# **8. Working with Date and Time**

## **3. Filtering and Indexing by Dates**

In [12]:
import pandas as pd 
import numpy as np

### ✅ 1. **What it does and when to use it**

#### 👉 What it does:

Filtering and indexing by dates allows you to **select rows based on specific time periods**, such as a particular date, month, year, or date range. It also includes using **datetime indexes** to slice datasets more efficiently.

#### 📌 When to use:

* When analyzing **time-bounded subsets** of data (e.g., all records from July 2024).
* When preparing **monthly, quarterly, or yearly reports**.
* When working with **time-series forecasting**, which often requires cutting timeframes.
* When your datetime column is **set as index**, it enables **date slicing** similar to numerical slicing.

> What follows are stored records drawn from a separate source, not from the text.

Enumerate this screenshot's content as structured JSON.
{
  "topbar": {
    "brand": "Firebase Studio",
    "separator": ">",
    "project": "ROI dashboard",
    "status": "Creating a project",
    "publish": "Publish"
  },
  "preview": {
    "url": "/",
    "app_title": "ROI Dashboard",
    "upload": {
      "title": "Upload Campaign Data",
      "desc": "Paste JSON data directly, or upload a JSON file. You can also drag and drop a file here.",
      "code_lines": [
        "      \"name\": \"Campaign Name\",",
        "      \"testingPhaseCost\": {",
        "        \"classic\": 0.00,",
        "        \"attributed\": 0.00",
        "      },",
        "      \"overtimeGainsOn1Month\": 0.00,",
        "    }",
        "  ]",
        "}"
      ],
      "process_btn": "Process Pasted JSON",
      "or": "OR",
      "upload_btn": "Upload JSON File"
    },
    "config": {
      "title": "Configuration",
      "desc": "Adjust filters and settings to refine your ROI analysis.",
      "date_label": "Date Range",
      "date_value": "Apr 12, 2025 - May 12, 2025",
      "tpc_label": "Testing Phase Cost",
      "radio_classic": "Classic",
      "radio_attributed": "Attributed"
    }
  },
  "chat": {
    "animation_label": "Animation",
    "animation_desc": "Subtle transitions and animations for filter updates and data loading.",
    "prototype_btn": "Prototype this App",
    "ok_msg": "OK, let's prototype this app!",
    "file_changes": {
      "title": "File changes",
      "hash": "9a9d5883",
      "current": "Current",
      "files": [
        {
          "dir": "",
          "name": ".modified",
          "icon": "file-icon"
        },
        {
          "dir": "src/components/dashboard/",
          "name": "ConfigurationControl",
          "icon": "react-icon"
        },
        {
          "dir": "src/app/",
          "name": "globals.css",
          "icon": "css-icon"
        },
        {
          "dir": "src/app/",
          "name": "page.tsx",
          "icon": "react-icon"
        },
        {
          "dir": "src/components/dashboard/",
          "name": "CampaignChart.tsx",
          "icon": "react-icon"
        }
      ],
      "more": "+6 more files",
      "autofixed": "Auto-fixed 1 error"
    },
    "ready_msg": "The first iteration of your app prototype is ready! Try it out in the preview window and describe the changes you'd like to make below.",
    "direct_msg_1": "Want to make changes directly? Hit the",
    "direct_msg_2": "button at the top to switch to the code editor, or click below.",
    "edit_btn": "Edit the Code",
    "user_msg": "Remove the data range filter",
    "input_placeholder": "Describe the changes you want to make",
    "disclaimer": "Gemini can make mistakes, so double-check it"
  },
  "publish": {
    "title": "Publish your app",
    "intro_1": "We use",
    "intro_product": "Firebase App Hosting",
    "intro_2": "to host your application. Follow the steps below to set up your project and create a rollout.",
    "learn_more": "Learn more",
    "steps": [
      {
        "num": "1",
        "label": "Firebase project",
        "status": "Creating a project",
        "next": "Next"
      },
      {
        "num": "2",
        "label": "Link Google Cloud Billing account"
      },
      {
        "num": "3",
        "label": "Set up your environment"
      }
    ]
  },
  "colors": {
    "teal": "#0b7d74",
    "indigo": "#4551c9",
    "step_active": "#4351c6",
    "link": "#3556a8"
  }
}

### 🧾 2. Syntax and Core Parameters

There are **two primary modes**:

#### ✅ 1. **Boolean Filtering (with datetime column)**

```python
df[(df['date'] >= '2024-01-01') & (df['date'] <= '2024-03-31')]
```

#### ✅ 2. **Datetime Index Filtering** (using `.loc[]`)

```python
df.loc['2024-01-01']                   # specific date
df.loc['2024-01']                      # whole month
df.loc['2024']                         # whole year
df.loc['2024-01-01':'2024-03-31']      # range
```

> ✅ Make sure `df.index` is a `DatetimeIndex` for `.loc[]` slicing to work like this.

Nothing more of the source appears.